What’s your leadership cause
There are those managers who stand by watching to see what others will do before they act. Sure observing one’s environment is an important leadership skill. However, passivity leading to inaction is not leadership. Especially when action is necessary to improve, connect, move the ball down the field.
In the hasty pace that is corporate culture today, it’s easy for managers to be swallowed by busy work. Swallowed up in that frenzied pace is a sense of leadership identity.
It’s not just any identity. It’s an identity that stands on a foundation of purpose. That purpose is born of a cause. To have a leadership cause is to say you stand for something. To have a cause gives intention, purpose, laser-sharp focus.

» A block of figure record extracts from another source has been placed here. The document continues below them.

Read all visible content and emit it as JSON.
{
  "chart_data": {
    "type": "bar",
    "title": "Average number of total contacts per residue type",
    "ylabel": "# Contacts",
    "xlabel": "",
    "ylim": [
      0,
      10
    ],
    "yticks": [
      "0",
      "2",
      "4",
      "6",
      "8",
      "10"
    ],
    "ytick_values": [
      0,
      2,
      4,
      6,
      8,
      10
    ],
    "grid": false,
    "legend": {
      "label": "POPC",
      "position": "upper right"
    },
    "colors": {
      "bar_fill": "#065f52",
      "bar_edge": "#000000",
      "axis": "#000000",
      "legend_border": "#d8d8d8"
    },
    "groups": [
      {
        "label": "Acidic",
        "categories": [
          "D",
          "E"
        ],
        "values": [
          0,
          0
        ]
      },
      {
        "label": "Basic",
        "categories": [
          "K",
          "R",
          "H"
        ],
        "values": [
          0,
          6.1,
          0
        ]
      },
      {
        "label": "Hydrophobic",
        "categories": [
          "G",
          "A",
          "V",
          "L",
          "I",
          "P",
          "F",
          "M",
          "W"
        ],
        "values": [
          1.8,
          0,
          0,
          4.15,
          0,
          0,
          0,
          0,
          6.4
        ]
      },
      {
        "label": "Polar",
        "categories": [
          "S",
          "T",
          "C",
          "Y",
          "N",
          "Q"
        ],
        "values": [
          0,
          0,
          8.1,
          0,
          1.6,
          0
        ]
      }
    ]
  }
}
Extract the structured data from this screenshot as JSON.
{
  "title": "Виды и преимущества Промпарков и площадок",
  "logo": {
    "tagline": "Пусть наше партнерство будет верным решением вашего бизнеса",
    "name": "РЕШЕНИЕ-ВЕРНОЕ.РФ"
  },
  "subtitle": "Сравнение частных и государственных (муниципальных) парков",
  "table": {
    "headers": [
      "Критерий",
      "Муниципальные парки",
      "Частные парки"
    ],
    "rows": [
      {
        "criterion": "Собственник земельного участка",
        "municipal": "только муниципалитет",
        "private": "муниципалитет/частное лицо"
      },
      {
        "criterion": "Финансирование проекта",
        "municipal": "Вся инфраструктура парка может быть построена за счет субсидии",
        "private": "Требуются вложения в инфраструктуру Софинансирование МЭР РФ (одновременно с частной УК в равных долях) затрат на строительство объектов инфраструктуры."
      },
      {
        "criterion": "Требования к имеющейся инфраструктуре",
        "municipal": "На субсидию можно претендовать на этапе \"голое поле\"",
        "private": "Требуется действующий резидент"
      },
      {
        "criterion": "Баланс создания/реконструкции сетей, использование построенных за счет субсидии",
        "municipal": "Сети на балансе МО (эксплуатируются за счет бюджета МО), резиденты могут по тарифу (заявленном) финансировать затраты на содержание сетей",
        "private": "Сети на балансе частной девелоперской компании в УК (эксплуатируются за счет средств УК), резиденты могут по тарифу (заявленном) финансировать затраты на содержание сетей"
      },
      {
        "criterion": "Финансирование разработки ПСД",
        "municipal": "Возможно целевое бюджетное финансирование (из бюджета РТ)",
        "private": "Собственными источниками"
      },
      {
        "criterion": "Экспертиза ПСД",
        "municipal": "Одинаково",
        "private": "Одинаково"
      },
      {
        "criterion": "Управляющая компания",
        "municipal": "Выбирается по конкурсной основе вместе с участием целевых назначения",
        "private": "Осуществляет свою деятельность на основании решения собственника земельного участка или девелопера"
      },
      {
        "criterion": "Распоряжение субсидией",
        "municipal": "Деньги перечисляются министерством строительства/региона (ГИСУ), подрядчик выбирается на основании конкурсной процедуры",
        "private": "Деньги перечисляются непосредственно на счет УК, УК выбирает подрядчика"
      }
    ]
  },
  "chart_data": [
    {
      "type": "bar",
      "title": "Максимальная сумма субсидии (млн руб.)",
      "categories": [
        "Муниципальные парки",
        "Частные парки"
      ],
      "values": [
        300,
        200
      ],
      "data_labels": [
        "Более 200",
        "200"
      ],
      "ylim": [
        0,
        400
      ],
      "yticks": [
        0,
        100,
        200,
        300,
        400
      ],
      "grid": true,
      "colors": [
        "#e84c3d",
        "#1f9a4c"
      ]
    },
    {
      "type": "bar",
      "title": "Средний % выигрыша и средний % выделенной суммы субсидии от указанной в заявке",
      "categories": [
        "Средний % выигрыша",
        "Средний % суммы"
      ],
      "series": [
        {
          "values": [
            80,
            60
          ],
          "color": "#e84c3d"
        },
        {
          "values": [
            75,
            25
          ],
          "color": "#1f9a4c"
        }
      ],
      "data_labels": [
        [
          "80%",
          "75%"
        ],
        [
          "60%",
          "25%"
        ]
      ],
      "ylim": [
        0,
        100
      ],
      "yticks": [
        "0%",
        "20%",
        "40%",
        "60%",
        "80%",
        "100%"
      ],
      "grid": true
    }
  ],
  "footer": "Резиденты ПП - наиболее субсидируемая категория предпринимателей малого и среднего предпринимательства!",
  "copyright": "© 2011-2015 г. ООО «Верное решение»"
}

No manager can stop the bullet train of corporate progress. However, it is not acceptable to blame busy work and avoid drawing a line in the sand to claim your leadership cause. If you need a cause to consider, here are some noteworthy possibilities
- Reversing work place misery
- Increasing workplace freedom
- Building workplace communities
- Building a talent management plan for your team
A cause gives rise to hope, to optimism. It’s a way out to something better. To have a leadership cause can signal to your employees that you have their back. But you know it’s more than that. Your leadership cause can be the thing to breath life into bleak corporate-doldrums. It can never be solely about employees. After all, you have results to produce. But wicked irony reveals to us that people are needed to create outputs.
Whatever the storyline is in your organization – unhappy employees, motivated employees, or somewhere in between – you claiming and proclaiming your leadership cause can be just what your employees and organization need. It’s time to get fired up. Define your cause.